Micromechanical Modeling of Discontinuous Shear Thickening in Granular Media-Fluid Suspension
Johnson, D. H., Vahedifard, F., Jelinek, B., & Peters, J. F. (2017). Micromechanical Modeling of Discontinuous Shear Thickening in Granular Media-Fluid Suspension. Journal of Rheology. AIP. 61(2), 265-277. DOI:10.1122/1.4975027.
Shear thickening in a fluid occurs when the viscosity of the fluid increases with the increasing applied strain rate. When the rise in viscosity occurs by orders of magnitude, the fluid undergoes discontinuous shear thickening, which can be devastating in industrial applications. We present a particle-scale numerical technique that can simulate these phenomena.
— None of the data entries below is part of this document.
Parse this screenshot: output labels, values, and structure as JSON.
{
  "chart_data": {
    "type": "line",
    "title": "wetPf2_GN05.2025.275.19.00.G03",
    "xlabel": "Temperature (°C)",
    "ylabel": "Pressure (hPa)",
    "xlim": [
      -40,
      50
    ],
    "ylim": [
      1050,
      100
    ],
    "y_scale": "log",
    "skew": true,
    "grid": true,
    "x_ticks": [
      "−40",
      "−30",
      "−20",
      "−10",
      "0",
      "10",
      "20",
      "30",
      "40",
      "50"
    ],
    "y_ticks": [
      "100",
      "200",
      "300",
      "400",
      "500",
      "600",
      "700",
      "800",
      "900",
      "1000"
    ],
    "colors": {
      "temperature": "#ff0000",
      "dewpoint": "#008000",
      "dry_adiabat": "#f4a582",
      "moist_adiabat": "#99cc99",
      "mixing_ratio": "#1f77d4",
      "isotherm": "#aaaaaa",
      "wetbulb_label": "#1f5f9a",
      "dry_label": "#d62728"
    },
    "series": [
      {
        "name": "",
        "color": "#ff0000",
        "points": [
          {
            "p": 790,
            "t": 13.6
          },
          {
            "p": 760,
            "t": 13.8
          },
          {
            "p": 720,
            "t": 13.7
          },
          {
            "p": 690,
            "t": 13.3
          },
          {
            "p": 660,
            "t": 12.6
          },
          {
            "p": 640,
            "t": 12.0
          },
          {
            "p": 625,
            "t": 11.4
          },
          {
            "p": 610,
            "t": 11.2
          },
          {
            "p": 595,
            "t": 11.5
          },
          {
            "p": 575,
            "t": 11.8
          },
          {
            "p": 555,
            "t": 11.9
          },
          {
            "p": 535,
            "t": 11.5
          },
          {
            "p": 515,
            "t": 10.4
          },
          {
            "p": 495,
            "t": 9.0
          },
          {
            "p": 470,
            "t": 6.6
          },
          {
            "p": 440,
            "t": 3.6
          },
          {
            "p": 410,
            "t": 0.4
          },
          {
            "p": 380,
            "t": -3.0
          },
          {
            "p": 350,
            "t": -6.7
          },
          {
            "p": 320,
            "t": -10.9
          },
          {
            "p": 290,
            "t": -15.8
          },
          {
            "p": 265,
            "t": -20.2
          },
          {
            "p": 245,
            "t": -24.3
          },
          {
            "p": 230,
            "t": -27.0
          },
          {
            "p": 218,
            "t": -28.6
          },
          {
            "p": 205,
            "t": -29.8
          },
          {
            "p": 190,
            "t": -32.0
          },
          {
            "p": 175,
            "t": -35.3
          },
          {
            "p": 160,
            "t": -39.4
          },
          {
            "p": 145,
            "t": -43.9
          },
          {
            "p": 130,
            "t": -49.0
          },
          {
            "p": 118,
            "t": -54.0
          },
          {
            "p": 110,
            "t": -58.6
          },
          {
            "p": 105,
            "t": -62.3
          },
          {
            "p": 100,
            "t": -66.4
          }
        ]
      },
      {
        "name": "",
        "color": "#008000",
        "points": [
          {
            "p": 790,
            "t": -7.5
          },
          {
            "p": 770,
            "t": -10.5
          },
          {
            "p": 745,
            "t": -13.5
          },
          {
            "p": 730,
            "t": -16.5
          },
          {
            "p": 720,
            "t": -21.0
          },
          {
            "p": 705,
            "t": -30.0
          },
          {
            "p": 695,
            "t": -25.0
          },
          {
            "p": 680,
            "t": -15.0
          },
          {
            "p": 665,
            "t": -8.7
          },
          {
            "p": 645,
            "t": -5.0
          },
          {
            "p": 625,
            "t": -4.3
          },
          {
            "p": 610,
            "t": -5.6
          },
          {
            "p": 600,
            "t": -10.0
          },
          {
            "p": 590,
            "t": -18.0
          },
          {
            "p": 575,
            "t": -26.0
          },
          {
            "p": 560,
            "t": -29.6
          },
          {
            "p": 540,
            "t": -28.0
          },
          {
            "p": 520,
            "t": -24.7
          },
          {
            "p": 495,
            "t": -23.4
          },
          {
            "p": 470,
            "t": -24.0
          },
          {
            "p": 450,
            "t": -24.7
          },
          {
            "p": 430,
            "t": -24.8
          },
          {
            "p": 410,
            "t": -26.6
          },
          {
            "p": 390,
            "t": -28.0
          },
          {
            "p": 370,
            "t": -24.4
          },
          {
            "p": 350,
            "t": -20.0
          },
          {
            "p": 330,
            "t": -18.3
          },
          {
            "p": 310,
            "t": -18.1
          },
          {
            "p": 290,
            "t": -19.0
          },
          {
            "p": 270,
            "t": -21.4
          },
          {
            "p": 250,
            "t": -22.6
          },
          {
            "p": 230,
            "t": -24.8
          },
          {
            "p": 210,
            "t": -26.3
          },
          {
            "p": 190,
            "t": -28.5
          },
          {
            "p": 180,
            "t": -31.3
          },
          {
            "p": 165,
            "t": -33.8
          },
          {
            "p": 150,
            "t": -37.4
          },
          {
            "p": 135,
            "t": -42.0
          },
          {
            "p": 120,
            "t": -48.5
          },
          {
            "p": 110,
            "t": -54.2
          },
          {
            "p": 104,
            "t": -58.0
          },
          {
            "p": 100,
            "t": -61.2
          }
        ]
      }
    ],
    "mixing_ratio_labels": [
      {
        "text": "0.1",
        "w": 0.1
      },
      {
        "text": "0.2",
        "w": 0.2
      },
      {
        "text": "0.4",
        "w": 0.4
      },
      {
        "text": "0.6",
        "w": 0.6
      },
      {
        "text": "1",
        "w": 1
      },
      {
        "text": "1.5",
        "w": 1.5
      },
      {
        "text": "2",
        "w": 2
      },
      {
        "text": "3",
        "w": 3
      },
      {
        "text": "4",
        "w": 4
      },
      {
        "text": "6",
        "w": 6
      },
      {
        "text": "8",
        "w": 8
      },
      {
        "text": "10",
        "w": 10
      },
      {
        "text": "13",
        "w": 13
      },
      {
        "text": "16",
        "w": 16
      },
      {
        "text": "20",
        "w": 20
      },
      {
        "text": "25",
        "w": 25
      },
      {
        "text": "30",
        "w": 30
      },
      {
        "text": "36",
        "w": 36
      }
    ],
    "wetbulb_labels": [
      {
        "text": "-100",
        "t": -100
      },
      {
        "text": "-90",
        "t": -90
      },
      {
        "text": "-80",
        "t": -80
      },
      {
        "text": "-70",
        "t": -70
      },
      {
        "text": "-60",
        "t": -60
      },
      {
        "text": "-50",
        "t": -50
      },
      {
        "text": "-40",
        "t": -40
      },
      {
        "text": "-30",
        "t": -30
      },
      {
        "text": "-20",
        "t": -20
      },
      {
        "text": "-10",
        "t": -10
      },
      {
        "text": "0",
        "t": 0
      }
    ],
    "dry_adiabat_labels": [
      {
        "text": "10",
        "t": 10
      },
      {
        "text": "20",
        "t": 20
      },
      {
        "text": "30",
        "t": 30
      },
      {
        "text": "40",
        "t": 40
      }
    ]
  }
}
By coupling the discrete element method (DEM) and lattice Boltzmann method (LBM), we developed a micromechanical model that can simulate the interparticle stresses for particles that are immersed in a fluid. A comparison of the simulation results against the experimental results reported in the literature demonstrates the potential of the method as a research tool. The comparison included parametric studies to investigate the effects of solid fraction, particle-particle, and particle-wall contact stiffness. With a systematic variation of the wall stiffness, the DEM-LBM model demonstrates that increasing boundary stiffness directly increases the maximum shear stress of the shear thickening regime. For the case of particles settling at low stresses, the DEM-LBM model has the advantage of providing insight into detailed particle-scale interactions, which is not possible using a continuum method based on phenomenological constitutive equations. We also show that the central mechanism creating the shear thickening is the dilation of the particulate media per traditional soil mechanics principles.